Comment From: WillAyd
I definitely don't think we should be raising on storage - one of the main values of PDEP-14 was to offer an abstraction over what storage is being used.
I think the main thing captured is that we do not what to be changing what NA-semantics the user is dealing with. I think that when presented with both NA and NaN we should resist the temptation to guess.
This is a good point when thinking about the output of an operation. The input is pretty clear though - we are comparing values that are missing (at least with strings, floats have some ambiguity). Given our long term strategy for types has been to move away from using np.nan as a missing value, I think we should prefer pd.NA in this case
Comment From: jorisvandenbossche
the main idea floated there was raising on certain cases:
I would find it strange to start raising an error for those certain cases, while right now we almost never raise an error, but rather return False instead of an error if values are not really comparable. (for example if you ask if floats are equal to datetimes, we don't error but return all Falses)
I know that in this case it is not really about the values being comparable or not (the string values itself are perfectly comparable), but about implicit conversion to different NA semantics. So that's a different situation ..

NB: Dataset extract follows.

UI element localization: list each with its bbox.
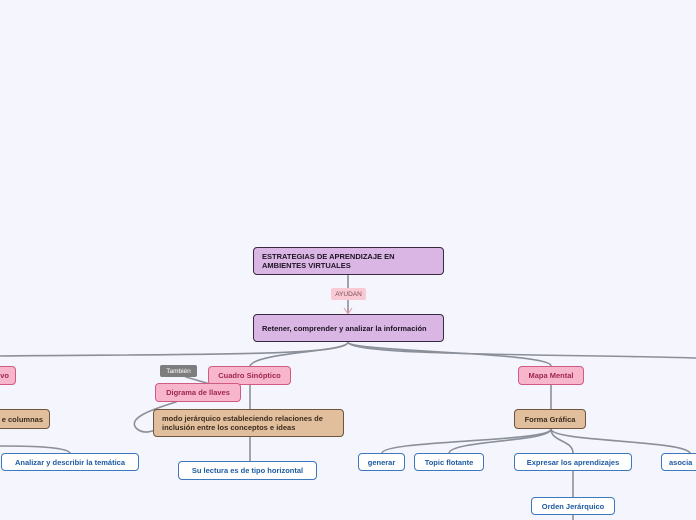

But still, we are talking here in the context of string dtype. But what do we do for all the other dtypes where we also support those different NA semantics? Would you also want to start raising for that? (eg when comparing numpy floats with nullable ints or floats?)
Comment From: WillAyd
That's a good point. FWIW our status quo seems to prefer using pd.NA as the missing value sentinel when mixing NA-semantics today:
>>> ser1 = pd.Series([1, np.nan, 2])
>>> ser2 = pd.Series([1, pd.NA, 2], dtype=pd.Float64Dtype())
>>> ser1 < ser2
0 False
1 <NA>
2 False
dtype: boolean
Although that comparison is likely not very common, I think sticking with that status quo is the best path forward for now
Comment From: jorisvandenbossche
We talked about this once more on the last dev meeting this week, and the idea would be to use the proposal of a hierarchy mentioned earlier in this thread (https://github.com/pandas-dev/pandas/issues/60639#issuecomment-2569878403), but then with giving pyarrow priority over python (although python is the "opt-in" storage):
object < (python, NaN) < (pyarrow, NaN) < (python, NA) < (pyarrow, NA)
When you have different dtypes for the two operands of the comparison, this hierarchy determines which of the two operands "controls" the execution, and thus determines the result dtype (for NaN semantics, the result is always numpy bool dtype, for NA semantics, it is one of the nullable bool dtypes)
For the comparison with object dtype, we just need to be careful to not cast non-strings to the string dtype for evaluating the comparison.